Since that exchange, Rumsfeld has ordered military commanders to clarify the rules for how U.S. troops should respond if they witness abuse of detainees.
Backs up statement
Pat Lang, a retired colonel and former head of Middle East Intelligence for the Pentagon's Defense Intelligence Agency, says it's important for the United States to have a zero-tolerance policy toward torture.
"We know that left to their own devices the Iraqis are going to do these kinds of things, and there's no chance of stopping it all over the country," he says. "But to me, this is more about us than it is about them. We can't tolerate this when we see it. I don't want our standards eroded any further. It's bad for the force; so Pace's policy statement is very important."
Human rights groups say that police abuse in Iraq is by now a well-established pattern: Iraq's police units, many filled with members of Shiite militias that fought against Saddam Hussein, generally have been left without oversight. Since many of these men view Iraq's Sunni Arab population, who were privileged under Saddam, as their enemies, abuse is reportedly widespread.
Stukey recalls treating one Sunni businessman, about to be released, "who was beaten so badly that his fingernails had fallen off, some pulled off, and I felt ashamed to be associated with it."
Iyad Allawi, the former Iraqi prime minister and close U.S. ally, told The Observer, a British newspaper, last month that "people are doing the same as [in] Saddam's time and worse." The British are investigating allegations that the Iraqi police tortured two men to death with electric drills in the southern city of Basra.

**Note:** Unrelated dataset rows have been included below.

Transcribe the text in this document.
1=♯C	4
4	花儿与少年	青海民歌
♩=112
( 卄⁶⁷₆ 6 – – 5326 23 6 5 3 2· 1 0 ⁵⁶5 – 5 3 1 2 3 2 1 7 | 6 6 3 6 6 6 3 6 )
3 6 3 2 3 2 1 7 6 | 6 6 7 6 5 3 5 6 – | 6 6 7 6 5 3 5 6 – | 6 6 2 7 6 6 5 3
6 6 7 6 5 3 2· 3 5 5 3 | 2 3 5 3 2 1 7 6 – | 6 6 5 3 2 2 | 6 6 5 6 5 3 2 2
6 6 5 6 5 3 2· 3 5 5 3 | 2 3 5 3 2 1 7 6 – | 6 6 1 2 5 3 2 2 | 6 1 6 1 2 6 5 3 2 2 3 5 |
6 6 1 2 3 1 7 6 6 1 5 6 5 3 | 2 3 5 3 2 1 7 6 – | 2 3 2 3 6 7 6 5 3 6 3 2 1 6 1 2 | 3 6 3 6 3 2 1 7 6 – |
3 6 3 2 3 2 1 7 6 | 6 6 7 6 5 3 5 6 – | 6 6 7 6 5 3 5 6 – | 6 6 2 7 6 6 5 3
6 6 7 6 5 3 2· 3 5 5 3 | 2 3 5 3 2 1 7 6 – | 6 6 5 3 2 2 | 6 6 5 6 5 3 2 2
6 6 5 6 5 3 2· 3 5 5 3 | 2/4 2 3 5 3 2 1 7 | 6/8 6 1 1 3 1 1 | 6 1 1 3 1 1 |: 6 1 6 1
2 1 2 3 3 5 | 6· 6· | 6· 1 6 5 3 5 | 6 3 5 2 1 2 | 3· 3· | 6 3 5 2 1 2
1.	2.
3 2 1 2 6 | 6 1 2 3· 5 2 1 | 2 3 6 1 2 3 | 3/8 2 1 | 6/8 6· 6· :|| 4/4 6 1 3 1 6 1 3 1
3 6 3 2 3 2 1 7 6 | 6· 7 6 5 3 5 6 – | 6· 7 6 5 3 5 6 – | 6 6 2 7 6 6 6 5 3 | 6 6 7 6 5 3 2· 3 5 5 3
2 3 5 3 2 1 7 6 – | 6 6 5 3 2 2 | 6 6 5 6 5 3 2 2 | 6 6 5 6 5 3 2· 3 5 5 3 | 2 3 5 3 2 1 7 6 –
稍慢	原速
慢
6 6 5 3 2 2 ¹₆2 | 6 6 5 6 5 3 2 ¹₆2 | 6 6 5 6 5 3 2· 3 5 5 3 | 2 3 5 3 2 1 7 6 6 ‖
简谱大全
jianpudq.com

To date, no Iraqi police officers have been arrested or charged in connection with the torture discovered by U.S. troops at the jail in November. Jabr, a former member of the Badr Brigade, an Iranian-trained militia, told reporters he had personally ordered that the men be held at the secret facility. He promised swift action when the abuse was uncovered.
Last week, Nouri al-Nouri, the ministry's inspector for human rights, was fired. The Interior Ministry press office, the office of Jabr and the office of the prime minister did not return calls seeking comment.
Iraq's prime minister had promised a full report into abuse of detainees in Iraq by Dec. 1, but the government says the joint U.S.-Iraq investigation is ongoing.